The best song we/I have written?

“Blue Always” / The Special Pillow

How am I supposed to decide? Every 1’s a Winner, Baby! This is the last track on our third album, and of course, in the streaming era, most people don’t stay tuned until the last track. They are missing out in this instance, the first Special Pillow song with a lead vocal by Katie Gentile. Why did we wait so long?

The song that I remember most from my childhood?

“Batman Theme” / Neil Hefti  

Every freaking afternoon, same-Bat-time, same Bat-channel!

Our/My favourite track made by friends?

“The Suck” / Sloppy Heads

A tough call, as I have a lot of talented friends. This spot could be filled easily and just as appropriately, with a track by Antietam, Dump, Fly Ashtray, the Martinets, Phantom Tollbooth, or Sleepyhead. (Among others!) But I picked this one as a two-fer: performed by the Sloppy Heads, a terrific Brooklyn trio that we’ve had the pleasure to play with several times in recent years, and written by my friend Stephen Hunking, who makes great music with Dew Claw and Grand Union and who I have known and played in bands with since high school: the Plastic Device, Hypnolovewheel, and XL Kings, which also includes Ariella Stok from the Sloppy Heads. Zero degrees of separation!

And by the band that should have been bigger?

“Trust” / The Pretty Things

Another tough call, in that most of my favorite bands are more obscure than I think they should be. I opted for this in memory of the great Phil May’s recent passing. This song has always felt to me like it should have been a huge hit, but it seems a little overlooked even in the rarefied realm of Pretty Things tracks.

The record I shall have at my funeral?

“Farewell, Farewell” / Fairport Convention

It might be a bit on-the-nose, but it’s hard to imagine something more appropriately funereal and gorgeous. Unless it’s another Fairport Convention song. “Meet on the Ledge”? “Who Knows Where the Time Goes”?

The record that makes me sad?

“Old Address of the Unknown” / Fastbacks

The emotional impact of a record comes from both inside and outside the record itself, and this one hit me during a rough patch in my late twenties.
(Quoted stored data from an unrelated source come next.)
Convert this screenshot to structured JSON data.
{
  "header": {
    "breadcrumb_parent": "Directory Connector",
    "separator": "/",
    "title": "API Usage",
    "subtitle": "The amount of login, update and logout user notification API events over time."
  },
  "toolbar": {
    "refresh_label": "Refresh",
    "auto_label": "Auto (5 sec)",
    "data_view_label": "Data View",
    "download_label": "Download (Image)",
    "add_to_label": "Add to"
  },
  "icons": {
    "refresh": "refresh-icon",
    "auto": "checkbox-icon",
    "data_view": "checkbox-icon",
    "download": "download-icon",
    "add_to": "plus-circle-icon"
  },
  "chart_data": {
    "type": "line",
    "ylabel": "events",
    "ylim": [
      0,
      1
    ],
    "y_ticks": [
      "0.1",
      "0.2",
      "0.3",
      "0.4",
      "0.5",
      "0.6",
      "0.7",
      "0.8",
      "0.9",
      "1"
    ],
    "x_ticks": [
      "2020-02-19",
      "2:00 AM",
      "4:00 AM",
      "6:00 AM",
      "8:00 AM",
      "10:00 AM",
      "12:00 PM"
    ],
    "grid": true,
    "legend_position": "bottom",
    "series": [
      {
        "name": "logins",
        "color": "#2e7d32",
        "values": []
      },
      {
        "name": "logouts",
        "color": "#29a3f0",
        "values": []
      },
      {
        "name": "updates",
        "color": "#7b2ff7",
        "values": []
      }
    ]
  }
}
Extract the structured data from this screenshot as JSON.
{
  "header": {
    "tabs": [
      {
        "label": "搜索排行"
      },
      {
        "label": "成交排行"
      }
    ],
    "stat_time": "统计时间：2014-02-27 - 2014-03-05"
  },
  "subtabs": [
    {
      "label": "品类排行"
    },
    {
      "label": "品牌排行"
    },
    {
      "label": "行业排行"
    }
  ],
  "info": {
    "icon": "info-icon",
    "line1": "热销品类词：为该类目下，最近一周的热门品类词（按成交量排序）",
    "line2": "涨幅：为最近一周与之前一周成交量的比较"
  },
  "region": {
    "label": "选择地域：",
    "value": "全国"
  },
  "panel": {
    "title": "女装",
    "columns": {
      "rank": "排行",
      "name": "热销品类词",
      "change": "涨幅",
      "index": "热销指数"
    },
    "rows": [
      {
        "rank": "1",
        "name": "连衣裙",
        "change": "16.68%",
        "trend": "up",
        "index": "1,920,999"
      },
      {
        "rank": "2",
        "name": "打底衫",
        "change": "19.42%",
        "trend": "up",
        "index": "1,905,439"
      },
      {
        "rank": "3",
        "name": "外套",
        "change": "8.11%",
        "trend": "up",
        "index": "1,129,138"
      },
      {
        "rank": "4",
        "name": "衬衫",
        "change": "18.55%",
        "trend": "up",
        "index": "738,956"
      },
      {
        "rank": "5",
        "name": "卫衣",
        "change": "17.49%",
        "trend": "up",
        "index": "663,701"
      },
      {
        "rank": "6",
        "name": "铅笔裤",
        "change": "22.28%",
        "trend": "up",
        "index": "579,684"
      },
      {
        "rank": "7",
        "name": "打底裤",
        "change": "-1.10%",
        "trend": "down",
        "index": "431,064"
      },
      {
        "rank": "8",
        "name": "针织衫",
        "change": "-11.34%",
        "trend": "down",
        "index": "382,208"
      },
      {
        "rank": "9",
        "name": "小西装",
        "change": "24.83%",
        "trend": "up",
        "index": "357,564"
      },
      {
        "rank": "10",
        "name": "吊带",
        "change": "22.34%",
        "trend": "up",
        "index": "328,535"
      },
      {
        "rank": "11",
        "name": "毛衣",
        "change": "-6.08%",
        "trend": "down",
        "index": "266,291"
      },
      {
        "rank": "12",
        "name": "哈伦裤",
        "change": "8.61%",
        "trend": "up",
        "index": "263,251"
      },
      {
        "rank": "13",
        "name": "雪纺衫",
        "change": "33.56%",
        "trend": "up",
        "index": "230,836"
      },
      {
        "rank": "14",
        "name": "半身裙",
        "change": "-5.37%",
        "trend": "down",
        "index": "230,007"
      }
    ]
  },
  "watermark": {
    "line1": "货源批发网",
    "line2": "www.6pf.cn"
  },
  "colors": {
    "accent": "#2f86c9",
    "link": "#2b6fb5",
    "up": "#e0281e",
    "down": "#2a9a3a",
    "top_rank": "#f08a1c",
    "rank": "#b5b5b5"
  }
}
The poignant lyrics resonated with my miserable lot in life, and in tandem with the anthemic-but-delicate melody and performance, it still gets me choked up. “Meet the Author,” from the same album, Answer the Phone, Dummy, has a similar effect. Eternal gratitude to the Fastbacks for supplying important sounds at the right moment.

The record that gets us/me on the dancefloor? 

“The Boss” / Diana Ross

Somehow, this doesn’t seem to have endured as a disco mega-classic, but, dang, it most certainly is one. Maybe the song itself is too complex? An emotional journey as well as a trip to funky town, it was written and produced by Ashford & Simpson, who possess songwriting skills we mere mortals can only dream of, and who are also responsible for “Forever Came Today,” my all-time favorite Diana Ross performance, although not a dancefloor filler.